The dialogues are witty and funny, let it be between Sir Waldo and his cousin Laurence Calver, or between the hero and the heroine or ladies gossip and advices.

The good thing about the whole book is that nowhere you feel that the hero/heroine dominate. There are many interesting characters like the beautiful Tiffany Wield (Ancilla's spoilt ward), Lord Lindeth (Sir Waldo's unofficial ward??), Laurence Calver and the ladies and young girls of the town, and every character has its own fair share of the book.

Interesting parts of the stories are when Mr. Calver 'tries' to gain pity of his cousin, first by words and later by 'deeds', or Tiffany's rants and how Ancilla and Nonesuch join hands to deal with her and so on.
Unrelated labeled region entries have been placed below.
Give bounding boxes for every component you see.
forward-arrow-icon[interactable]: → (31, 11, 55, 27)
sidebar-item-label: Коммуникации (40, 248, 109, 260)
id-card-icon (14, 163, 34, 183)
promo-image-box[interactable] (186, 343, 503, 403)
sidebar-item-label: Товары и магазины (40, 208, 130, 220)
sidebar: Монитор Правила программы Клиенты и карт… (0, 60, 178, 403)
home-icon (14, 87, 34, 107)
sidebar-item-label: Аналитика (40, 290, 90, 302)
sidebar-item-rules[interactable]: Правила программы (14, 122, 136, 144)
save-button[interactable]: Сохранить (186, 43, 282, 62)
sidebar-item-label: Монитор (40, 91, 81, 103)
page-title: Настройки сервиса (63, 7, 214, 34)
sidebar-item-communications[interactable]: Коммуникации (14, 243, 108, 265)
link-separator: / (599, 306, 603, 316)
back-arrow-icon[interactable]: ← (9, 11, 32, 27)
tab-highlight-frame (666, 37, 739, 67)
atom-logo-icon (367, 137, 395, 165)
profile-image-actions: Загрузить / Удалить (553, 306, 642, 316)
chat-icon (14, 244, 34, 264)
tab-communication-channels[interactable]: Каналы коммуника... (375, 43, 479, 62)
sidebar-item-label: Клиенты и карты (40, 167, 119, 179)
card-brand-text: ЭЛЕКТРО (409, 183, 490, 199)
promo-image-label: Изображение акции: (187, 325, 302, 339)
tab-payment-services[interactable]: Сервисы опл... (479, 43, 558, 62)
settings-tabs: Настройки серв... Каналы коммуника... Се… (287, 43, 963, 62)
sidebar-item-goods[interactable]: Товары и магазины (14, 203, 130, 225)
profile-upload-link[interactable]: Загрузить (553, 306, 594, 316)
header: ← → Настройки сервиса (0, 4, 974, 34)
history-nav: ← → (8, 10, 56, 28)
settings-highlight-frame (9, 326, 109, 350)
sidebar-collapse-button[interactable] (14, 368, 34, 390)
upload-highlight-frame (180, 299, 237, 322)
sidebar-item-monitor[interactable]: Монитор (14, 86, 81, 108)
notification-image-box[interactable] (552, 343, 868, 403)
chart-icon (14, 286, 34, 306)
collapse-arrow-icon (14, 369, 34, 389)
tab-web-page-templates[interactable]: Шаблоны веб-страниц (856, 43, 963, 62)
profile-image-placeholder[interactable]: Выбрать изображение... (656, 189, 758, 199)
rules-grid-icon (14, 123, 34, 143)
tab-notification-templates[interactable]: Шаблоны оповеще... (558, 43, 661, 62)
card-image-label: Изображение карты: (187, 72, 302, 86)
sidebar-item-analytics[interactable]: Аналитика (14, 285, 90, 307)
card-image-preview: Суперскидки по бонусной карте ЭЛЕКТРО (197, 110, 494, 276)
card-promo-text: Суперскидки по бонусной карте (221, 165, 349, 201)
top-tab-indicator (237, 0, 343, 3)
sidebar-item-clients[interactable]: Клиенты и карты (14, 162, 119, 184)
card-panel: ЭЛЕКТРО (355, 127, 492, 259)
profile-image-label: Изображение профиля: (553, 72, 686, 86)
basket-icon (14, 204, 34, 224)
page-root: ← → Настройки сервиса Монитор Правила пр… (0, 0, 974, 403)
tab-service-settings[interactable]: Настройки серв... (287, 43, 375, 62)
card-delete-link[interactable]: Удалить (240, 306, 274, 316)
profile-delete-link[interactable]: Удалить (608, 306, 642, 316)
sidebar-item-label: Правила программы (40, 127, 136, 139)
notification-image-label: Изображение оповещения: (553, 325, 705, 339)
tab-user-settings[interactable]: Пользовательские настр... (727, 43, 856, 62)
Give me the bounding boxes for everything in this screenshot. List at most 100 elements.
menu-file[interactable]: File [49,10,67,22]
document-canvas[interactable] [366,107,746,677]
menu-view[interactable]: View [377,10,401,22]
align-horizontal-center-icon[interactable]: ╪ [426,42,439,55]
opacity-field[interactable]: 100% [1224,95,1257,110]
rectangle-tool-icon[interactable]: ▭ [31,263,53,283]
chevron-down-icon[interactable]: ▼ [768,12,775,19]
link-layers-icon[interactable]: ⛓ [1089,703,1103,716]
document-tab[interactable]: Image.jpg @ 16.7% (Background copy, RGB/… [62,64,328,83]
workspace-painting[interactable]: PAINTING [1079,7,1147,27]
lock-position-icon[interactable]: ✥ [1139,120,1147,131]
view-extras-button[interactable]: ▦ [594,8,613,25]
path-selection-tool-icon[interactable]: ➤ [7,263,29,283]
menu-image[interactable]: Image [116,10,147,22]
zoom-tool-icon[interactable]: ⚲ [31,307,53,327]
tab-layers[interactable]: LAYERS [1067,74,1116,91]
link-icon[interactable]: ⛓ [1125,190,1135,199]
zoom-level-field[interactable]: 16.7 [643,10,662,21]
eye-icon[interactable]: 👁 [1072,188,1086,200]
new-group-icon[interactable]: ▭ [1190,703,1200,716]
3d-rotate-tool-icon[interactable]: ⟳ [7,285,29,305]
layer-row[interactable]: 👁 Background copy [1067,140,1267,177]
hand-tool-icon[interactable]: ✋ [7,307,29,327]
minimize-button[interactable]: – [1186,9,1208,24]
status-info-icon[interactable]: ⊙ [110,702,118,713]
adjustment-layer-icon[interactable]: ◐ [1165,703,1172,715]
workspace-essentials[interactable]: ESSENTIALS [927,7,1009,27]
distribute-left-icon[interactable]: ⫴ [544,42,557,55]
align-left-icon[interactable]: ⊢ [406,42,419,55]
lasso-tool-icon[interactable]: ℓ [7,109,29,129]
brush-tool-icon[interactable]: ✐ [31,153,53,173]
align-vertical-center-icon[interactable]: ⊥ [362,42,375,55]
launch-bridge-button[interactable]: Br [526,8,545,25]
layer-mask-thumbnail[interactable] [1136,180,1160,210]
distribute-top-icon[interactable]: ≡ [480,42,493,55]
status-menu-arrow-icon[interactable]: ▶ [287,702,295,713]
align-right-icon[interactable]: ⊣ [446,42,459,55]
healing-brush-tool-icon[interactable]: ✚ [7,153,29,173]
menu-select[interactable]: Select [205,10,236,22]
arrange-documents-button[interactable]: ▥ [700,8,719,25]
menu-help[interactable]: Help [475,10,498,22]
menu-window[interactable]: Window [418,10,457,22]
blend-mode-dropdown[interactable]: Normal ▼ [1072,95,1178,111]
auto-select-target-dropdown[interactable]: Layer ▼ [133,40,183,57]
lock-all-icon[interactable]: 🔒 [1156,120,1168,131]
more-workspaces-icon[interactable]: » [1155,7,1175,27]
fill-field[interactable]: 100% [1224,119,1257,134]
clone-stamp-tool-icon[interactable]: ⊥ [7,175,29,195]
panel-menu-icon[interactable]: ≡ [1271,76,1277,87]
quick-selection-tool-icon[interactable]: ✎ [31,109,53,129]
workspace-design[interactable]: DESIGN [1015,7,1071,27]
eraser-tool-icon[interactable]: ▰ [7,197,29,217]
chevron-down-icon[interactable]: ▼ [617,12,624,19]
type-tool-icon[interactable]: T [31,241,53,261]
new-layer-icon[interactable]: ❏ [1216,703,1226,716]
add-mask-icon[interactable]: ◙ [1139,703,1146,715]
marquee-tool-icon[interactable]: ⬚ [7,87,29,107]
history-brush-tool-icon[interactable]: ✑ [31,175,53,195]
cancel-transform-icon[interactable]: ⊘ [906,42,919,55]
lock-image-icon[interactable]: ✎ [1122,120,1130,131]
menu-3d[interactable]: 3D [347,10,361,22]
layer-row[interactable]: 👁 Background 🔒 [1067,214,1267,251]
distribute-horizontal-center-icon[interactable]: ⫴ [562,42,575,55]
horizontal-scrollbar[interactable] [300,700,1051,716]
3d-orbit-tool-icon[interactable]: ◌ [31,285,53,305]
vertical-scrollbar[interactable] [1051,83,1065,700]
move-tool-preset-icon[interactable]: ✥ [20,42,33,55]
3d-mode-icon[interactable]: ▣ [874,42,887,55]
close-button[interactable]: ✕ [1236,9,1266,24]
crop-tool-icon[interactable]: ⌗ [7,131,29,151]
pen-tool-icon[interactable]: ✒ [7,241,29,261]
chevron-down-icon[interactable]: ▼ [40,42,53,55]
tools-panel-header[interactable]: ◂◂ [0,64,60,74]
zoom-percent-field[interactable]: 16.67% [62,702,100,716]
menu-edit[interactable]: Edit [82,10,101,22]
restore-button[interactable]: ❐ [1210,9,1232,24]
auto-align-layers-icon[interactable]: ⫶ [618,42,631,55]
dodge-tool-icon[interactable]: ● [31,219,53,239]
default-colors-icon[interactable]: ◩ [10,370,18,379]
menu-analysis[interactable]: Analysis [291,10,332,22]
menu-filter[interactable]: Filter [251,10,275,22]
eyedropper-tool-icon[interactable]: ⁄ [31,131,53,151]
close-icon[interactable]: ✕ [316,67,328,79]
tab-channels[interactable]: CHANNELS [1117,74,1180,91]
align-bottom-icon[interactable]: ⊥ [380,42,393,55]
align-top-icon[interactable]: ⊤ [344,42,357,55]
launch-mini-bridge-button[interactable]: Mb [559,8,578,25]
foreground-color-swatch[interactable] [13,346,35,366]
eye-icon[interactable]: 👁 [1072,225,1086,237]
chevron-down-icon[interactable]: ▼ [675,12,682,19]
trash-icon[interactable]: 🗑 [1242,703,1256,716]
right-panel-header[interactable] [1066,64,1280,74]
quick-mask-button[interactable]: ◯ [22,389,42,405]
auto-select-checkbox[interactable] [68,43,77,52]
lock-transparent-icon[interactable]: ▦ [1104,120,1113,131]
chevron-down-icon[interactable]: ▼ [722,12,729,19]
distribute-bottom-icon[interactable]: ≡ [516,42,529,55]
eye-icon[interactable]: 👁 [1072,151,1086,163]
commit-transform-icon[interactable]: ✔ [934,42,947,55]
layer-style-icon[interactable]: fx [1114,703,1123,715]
This simply written book makes a delightful reading.

Rating: 5 stars
Summary: Another triumph
Review: What follows is not a review - just a few thoughts about The Nonesuch. I would think anyone looking at the reviews here probably knows the plot anyway!

I really think that the whole of my adult reading life has been spent looking for something to fill in the gap left on Georgette Heyer's death. I first read Austen in high school and discovered Heyer in my freshman year at university when someone suggested to me that she was "the next best thing to Austen". I guess that was a truth self-evident.

I've read thousands of romances, sandwiched in between the serious history and biography I adore, on buses, trains, in the car, in waiting rooms, during hurried lunch hours and in bed at night to relax after another stressful, hectic day. But, really, if I am honest with myself, there are just a very, very few authors that are on my keeper shelf. Hundreds of authors have come and gone for me. Some I have dismissed after reading a chapter as too puerile, too facetious, too ill-researched, too derelict in the simple use of the English language.

Heyer, however, rarely disappointed. I adore her later books, filled with characters of great wit, insight, morality and self-knowledge who mature and come together through real life experiences - all conveyed in prose of the very highest standard. I guess that's it - Heyer's exquisitely wrought prose telling stories of genuine human emotional experience, all carefully and perfectly set in the Regency world - immaculately researched and painted for the eager reader.

The Nonesuch is, of course, one of my favourites - and I expect I would say that about most of her works. But Sir Waldo and Ancilla so perfectly epitomise adult love, good works and social constraints and decent moral standards that you have to love them. Village life is portrayed beautifully - so much remains the same!

Rant, rant, rant. Every time I go back to Heyer, I am demoralised when I pick up a modern "wanna be". What to do about that?